Ich hänge über einem eigentlich recht kleinen Tisch aus dunklem Holz. Eine Eckbank und zwei bis drei Stühle reichen der Familie, um sich um ihn herum zu gruppieren. Manchmal speist nur das alte Ehepaar gemeinsam hier, manchmal kommen noch Freunde hinzu, früher waren es die drei Töchter, die immer auf der Bank Platz nahmen. Eine von ihnen, die jüngste, glaube ich, hat inzwischen selbst zwei Töchter und einen Enkel sogar. Sie kommen recht häufig zu Besuch, und ich beobachte sie besonders gerne. Der Einjährige sitzt nicht lange still, er wandert die Bank entlang, aber seine Urgroßeltern beobachten ihn mit Freude, das spüre ich, auch wenn ich ihre Gesichter nicht sehen kann.
Manchmal werden nun – zusätzlich zum Essen – auch Spielsachen über den Tisch gereicht. Bunte Bälle, Legosteine, eine Spieluhr, die das Kind besonders liebt. Und manchmal blättert jemand mit dem Kleinen auf dem Schoß in einem Bilderbuch und ich kann – von oben – heimlich mitlesen.

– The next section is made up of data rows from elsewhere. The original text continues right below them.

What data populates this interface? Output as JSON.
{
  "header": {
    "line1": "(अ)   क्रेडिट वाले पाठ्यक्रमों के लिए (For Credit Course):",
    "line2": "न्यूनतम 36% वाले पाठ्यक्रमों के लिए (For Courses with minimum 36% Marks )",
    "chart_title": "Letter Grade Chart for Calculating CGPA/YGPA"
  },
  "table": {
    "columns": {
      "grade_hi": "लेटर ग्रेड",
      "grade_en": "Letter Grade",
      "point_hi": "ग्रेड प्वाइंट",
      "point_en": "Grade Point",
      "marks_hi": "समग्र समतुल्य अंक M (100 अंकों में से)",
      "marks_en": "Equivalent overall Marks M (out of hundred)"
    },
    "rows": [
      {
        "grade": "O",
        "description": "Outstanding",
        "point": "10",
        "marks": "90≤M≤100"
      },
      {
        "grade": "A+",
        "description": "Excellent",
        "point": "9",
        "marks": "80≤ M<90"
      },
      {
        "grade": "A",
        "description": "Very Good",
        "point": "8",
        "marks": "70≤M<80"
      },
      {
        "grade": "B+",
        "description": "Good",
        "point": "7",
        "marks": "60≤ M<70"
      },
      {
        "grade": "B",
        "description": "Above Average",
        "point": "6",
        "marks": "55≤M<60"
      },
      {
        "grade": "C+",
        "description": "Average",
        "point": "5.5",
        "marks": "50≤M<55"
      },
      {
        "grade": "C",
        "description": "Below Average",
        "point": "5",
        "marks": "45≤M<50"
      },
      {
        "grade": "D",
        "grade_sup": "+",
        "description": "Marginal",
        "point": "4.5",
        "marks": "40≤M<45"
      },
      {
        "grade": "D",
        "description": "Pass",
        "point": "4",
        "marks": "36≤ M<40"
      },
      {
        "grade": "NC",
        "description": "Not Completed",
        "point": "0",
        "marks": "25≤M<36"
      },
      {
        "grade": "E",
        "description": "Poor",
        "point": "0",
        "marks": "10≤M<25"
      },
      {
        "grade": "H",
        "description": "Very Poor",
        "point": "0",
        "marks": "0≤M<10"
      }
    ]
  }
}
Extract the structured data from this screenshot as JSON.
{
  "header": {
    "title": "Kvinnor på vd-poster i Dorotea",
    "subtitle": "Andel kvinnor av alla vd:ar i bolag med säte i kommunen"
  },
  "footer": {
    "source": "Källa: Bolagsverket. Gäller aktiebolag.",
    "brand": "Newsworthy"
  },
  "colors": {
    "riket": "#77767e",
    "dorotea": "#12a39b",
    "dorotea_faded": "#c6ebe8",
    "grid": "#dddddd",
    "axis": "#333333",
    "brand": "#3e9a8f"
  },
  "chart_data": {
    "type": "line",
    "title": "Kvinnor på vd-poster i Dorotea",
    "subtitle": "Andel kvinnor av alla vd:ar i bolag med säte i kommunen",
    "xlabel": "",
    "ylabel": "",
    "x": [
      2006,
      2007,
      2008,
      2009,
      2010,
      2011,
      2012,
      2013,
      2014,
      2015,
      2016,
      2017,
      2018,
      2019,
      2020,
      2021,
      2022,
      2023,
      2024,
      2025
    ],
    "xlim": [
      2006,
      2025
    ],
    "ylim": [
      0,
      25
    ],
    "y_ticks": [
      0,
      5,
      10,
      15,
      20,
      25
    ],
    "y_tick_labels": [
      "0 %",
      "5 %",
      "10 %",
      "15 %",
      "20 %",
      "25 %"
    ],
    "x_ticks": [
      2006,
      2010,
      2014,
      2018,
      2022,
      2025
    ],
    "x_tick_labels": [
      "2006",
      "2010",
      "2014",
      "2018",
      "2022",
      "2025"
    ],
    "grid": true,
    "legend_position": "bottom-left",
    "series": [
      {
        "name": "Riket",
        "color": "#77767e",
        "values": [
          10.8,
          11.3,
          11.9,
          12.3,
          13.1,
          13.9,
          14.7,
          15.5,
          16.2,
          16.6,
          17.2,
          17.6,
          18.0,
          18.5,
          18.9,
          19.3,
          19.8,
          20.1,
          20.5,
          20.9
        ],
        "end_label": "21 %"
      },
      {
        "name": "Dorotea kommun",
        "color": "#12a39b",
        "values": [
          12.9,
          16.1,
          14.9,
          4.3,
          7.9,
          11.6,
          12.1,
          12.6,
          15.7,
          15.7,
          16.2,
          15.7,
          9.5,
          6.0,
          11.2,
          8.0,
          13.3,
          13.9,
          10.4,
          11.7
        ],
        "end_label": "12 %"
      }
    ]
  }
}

Das Kind ist so blond, wie seine Urgroßeltern es früher einmal waren.

Das Tischbein

Ich vermisse die Katze. Sie hatte dieses Spiel – gewitzt und raffiniert, wie Katzen nun einmal sind: Auf leisen Pfoten kam sie angeschlichen, strich elegant an uns vorbei und bezog dann Stellung im hintersten Winkel unter der Eckbank. Nach und nach begann die Familie immer nach ihr zu rufen: „Luna! Luna!“
Luna rührte sich selbstverständlich nicht. Sie harrte geduldig aus in ihrem allerliebsten Versteck, nur ihr schwarzer Schwanz peitschte gelegentlich ungeduldig – oder vielleicht warnend – auf den Teppich unter ihr. Und dann hatte man sie natürlich gefunden, das obligatorische Fauchen. Und darauffolgend: ein großes Theater, sie wieder unter dem Tisch hervorzulocken!
Unter den Tisch krabbeln, sie anstupsen und herausjagen: Keine gute Idee, denn Luna fühlte sich offenbar sicher und wehrhaft in ihrer überlegenen Verteidigungsposition. Sie mit einem Gegenstand aus ihrem Versteck stupsen? – Führte immer zu wildem Fauchen und einem spektakulären Kampf der schwarzen Pantherin gegen besagten Gegenstand. Sie mit Essen hervorlocken? Eine Geduldsprobe, aber manchmal erfolgreich – insbesondere bei Angebot ihres Lieblingsgerichts: Sheba-Katzenfutter mit Thunfisch.
Ach, wäre ich ein Mensch und kein Tischbein, ich hätte das Spektakel wohl schmunzelnd verfolgt!
Wie gesagt, hoffe ich auch so, dass Luna nicht gestorben ist und bald einmal wieder vorbeikommt. Überleben werde ich sie aber wahrscheinlich so oder so.